Wednesday, February 17, 2010

Holdem Manager and Pre Flop Card Discussion

I've learned a little trick today, to help with stat info for Holdem Manager. Pokerstars doesn't save summaries in the Hand History files for Tourneys. Consequently, I have been keeping a separate spreadsheet based on my own recorded data, and the Sharkscope database. I've now learned how to request tournament history data for the tourneys I'm interested in tracking (the last 3 for example), and pasting that into a Notepad Test File. I then Open up Holdem Manager, Auto Import the new Tourney Hand Histories, and then manually IMPORT FILE, navigating to where I saved the Tourney History text file. Walla, the only manual change to be made is type of tourney (regular, turbo, etc.).

Now, there are a lot of Stats to go over in improving your game with this program (77 preflop comes to mind). And, I will be writing up an article for Basic Low Buy In Tournament Strategy soon, which is a combination of tips I've learned through education, research, and my own play.

However, this post reflects on the PreFlop cards. Holdem Manager likes to quickly summarize the details for the Premium Hands, listed in order of QQ, KK, AA, and AK (I'm presuming this is suited and non suited, since suited only adds 3% +EV to a hand). In the Hutchinson Point System, AA has a value of 42, KK a value of 38, QQ a value of 36, AKs a value of 37 (note, this is above JJ), and AKo a value of 33 (though everyone appears to want to always go all in with it, can be handy nearing the bubble time).

In my stats for 16 games, I have received these cards 2.4% (this appears to stay fairly steady). I was dealt AA three times, and won all three hands (but not necessarily the tourneys). I was dealt KK 3 times, and only won once. I was dealt QQ 3 times, and only won once, when no one called. Lost twice, the guy next to me (a limper) had KK. Dealt AKs twice, won one and lost one. Dealt AKo three times, won twice and lost once to AJ off.

So my take on these premium starting hands, KK is great with preflop equity of 50+% from early position to 80.9% from later positions, but at the lower buy ins, someone with bigger stack may just call with AQ suited, and get there. AA provides the best PreFlop Equity, great hand to double up on (I'm sure it gets cracked, but since I've only had it three times, I've been luckier than the draw). QQ, while everyone likes to shove with these cards from any position, has the best equity from mid to later positions, BUT ONLY 18% OR LESS.

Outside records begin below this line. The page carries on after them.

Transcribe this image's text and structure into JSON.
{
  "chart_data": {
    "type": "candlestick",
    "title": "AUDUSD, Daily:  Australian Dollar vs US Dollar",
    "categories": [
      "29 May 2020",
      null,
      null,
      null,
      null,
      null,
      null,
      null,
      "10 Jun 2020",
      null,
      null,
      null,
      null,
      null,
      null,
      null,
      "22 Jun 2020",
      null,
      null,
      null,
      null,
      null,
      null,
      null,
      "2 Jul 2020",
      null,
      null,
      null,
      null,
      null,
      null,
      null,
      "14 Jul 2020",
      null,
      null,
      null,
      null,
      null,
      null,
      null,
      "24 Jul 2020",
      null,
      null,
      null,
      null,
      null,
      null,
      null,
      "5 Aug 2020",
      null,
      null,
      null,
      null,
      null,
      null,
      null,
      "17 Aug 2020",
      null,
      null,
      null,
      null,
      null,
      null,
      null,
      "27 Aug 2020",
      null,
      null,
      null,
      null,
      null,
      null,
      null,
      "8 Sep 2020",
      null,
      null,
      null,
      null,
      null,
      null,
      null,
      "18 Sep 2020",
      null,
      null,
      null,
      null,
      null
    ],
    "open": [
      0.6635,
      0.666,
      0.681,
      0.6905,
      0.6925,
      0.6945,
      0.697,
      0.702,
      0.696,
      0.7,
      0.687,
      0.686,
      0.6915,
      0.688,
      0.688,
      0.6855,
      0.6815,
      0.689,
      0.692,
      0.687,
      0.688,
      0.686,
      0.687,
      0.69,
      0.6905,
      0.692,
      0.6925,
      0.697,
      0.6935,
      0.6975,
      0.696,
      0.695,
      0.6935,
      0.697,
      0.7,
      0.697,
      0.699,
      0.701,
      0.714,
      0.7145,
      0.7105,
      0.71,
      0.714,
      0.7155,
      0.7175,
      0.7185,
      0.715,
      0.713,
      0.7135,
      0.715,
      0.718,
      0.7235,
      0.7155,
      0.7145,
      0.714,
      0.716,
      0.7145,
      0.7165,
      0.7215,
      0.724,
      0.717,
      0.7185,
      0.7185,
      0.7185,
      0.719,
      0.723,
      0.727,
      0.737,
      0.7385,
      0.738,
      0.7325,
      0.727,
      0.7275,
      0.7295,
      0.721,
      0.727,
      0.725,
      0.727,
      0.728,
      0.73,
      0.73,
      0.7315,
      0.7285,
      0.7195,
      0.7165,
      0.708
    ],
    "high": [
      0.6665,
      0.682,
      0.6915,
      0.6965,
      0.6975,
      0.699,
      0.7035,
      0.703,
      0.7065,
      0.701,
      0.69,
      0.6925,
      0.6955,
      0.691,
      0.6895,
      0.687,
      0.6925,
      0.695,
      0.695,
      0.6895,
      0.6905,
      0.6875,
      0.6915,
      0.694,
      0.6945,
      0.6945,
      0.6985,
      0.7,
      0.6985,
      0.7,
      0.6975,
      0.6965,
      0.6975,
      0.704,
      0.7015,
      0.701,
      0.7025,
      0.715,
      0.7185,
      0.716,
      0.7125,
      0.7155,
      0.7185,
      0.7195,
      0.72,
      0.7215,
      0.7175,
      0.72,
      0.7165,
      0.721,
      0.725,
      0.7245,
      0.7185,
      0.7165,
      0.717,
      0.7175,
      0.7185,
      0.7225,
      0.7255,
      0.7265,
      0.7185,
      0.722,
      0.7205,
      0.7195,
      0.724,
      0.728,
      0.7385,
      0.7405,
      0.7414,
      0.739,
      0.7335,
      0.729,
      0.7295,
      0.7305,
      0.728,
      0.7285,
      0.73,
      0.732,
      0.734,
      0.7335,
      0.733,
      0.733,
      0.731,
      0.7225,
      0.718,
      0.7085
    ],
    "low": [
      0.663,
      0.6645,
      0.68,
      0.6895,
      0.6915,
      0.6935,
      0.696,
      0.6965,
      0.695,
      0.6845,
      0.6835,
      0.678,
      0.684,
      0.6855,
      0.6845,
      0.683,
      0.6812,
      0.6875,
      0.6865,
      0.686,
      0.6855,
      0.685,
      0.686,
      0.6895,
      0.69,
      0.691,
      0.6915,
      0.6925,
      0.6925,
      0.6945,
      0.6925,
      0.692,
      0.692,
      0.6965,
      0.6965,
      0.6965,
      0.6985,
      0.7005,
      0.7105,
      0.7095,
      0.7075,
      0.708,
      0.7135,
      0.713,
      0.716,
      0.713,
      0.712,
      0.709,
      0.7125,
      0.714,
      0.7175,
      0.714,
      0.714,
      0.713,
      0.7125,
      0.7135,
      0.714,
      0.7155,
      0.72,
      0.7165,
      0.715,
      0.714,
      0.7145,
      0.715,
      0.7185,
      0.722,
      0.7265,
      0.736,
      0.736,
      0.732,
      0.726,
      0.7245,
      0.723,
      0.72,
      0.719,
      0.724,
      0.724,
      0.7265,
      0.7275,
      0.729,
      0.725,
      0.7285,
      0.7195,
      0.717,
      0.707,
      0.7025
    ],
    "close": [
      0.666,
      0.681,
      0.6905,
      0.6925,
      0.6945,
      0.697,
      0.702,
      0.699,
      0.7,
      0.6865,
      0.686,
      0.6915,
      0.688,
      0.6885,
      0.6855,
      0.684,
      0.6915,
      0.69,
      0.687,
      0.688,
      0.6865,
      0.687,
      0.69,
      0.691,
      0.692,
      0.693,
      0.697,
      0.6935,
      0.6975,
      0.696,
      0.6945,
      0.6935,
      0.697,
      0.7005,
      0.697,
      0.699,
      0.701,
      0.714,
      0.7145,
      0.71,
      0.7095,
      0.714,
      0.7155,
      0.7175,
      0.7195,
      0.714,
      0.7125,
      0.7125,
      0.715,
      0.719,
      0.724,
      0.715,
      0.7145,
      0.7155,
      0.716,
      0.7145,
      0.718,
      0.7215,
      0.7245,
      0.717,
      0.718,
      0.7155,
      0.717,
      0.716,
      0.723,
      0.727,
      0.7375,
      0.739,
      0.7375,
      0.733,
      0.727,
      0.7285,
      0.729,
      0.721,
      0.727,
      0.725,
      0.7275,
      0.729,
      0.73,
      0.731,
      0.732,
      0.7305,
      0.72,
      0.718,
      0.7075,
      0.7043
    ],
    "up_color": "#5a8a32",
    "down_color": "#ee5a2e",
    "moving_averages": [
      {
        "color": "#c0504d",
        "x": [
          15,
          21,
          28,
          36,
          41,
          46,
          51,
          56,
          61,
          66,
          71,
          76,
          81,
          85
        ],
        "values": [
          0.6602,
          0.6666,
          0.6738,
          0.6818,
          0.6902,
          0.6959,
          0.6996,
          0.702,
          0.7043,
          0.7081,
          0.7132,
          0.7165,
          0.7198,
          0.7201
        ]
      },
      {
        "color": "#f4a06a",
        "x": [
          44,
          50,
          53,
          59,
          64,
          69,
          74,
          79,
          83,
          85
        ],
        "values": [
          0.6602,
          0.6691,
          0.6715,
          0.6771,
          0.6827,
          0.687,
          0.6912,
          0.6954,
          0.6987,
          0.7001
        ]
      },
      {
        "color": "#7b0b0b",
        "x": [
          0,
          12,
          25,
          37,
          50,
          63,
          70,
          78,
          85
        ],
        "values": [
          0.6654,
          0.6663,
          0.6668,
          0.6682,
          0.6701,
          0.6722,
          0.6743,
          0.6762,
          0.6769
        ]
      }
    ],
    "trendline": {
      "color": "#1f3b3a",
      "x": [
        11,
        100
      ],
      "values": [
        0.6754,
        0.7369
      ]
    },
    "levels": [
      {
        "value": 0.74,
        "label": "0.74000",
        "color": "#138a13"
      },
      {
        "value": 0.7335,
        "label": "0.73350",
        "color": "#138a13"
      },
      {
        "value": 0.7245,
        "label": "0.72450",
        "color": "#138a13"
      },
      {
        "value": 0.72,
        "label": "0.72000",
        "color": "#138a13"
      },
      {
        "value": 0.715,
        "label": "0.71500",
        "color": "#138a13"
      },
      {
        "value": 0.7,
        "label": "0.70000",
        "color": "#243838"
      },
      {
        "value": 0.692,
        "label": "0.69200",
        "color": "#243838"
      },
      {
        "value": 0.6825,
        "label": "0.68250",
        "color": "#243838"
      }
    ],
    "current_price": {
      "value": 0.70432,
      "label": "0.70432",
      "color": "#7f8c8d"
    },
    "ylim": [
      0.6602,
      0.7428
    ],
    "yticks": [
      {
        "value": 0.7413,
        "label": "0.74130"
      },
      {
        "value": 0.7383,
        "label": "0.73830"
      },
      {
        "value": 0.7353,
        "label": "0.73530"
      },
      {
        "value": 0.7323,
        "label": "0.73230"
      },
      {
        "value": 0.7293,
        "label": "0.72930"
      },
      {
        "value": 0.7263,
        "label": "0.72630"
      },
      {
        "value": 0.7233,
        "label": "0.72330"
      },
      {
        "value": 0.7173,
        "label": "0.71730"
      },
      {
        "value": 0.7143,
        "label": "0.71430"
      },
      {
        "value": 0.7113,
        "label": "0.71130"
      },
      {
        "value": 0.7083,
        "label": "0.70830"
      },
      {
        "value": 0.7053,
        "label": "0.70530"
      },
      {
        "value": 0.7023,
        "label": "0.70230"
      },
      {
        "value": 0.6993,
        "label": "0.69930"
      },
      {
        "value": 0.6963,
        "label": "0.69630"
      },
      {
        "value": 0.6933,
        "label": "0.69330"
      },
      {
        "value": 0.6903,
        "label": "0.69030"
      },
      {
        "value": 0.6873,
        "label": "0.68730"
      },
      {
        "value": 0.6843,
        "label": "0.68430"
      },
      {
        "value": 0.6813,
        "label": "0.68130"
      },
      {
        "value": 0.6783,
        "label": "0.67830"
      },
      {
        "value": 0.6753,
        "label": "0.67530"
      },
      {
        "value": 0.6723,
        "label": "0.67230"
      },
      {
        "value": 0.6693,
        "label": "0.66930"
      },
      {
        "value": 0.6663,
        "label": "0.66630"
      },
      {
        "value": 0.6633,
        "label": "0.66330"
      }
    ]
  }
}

What does this tell me? That I maybe shouldn't go all in with QQ unless really short stacked, and simply call raises from mid to late position with these cards. Early position, all in, you are at a bit of a disadvantage. I know they are hard to fold, but I need to discipline myself in order to increase ROI and Hourly rate.

As to AKs and AKo, there doesn't appear to be much of a win difference between the two types. AKo is obviously better in later positions, and shoving is what I like to do with this hands when the blinds are over 200 or 300 (since everyone and their dog with a small pocket pair will call an all in with the early stages, as I discovered with my AKs shove). Many advocate, especially when nearing the bubble, that if there are reraises, and you hold AKo, should probably fold. Depends on your chip stack. If the amount will put you all in, maybe think it over some. And there are those times when preflop you are the favorite, but the AJo hits his Jack, and that's all she wrote.

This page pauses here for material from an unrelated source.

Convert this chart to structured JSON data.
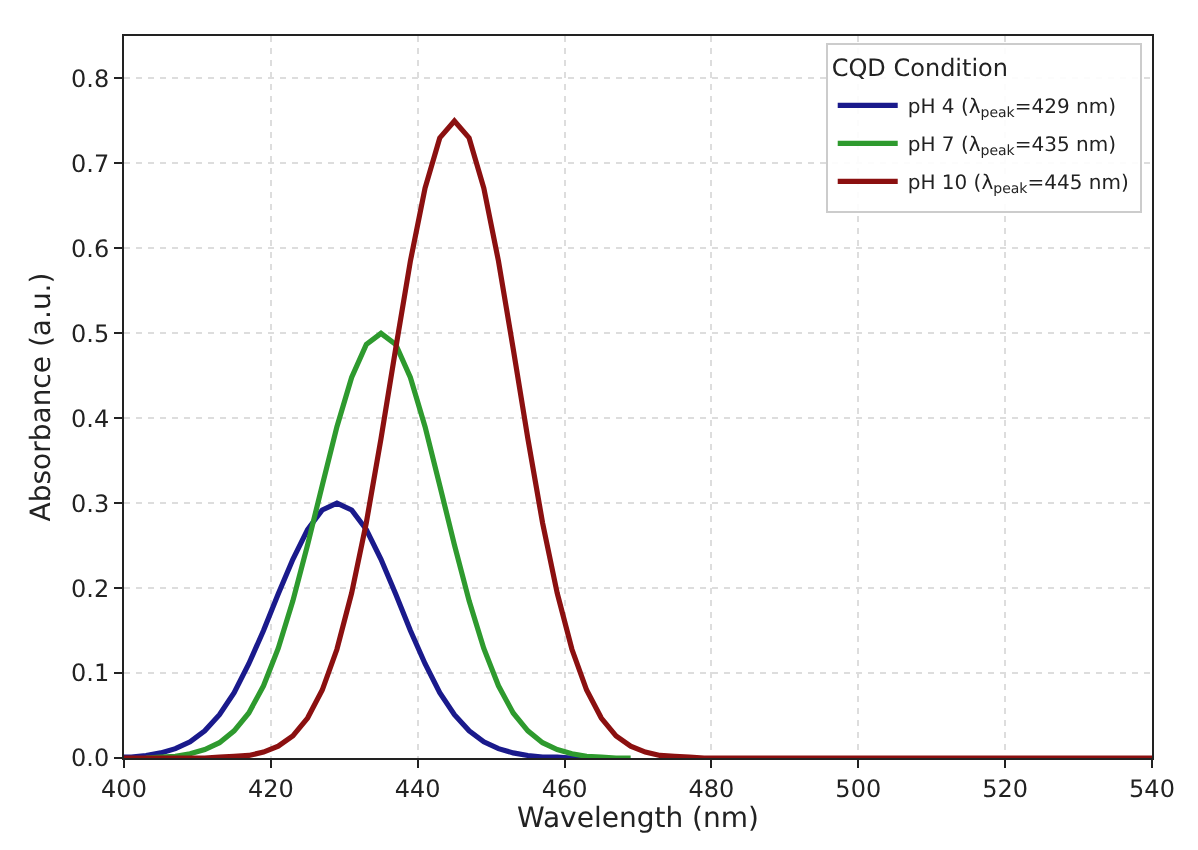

Now, as to other Pocket Cards, been dealt JJ twice, and won both (who knew), even on a board with AQx flop. Look for JJ preflop on the Button or Cut Off for making moves, when the preflop equity is 67.1%, and the only other opponents are limpers.

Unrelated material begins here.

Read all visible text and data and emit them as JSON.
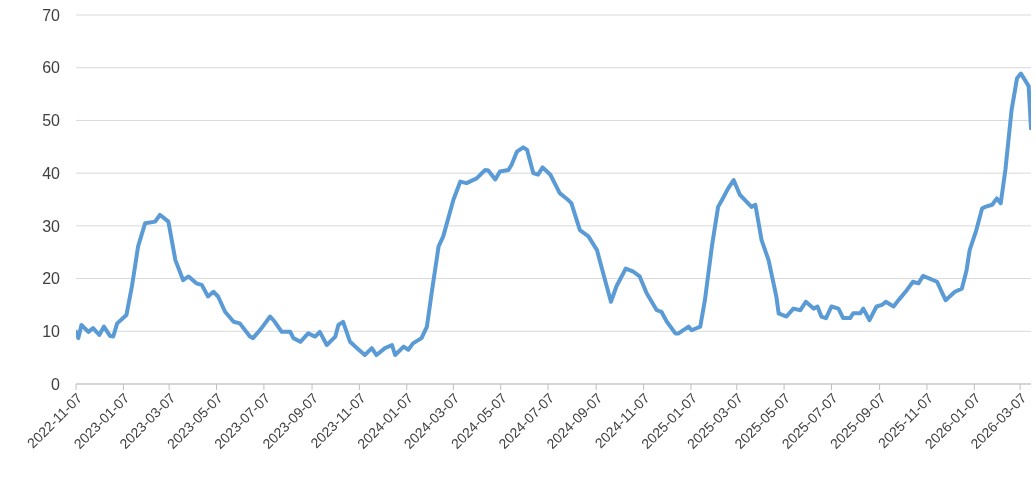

Everyone's favorite shove (so far that I've noticed) is AQs and AQo (of course, if someone folded it, I don't know). I was dealt AQs twice, from middle position and the Big Blind. From Mid Position, won by simply calling the raises (took my 16k down to 14k, not all in), and when raised from the Big Blind, the limper folded. These are not shoving cards, but if you have the chips, they make calling a raise in position profitable. AQo, the same (simply calling raises that aren't too large for my stack size). I was dealt AQo 7 times, won three times, lost twice, and folded twice (the big raiser would have took half my chip stack, and I would have won, Q on flop, but I do tend to play a little tighter).

Well, there are many more hands to discuss, I hope you liked this starting hand discussion. Query, would you fold the above hands or shove? How do you analyze your play?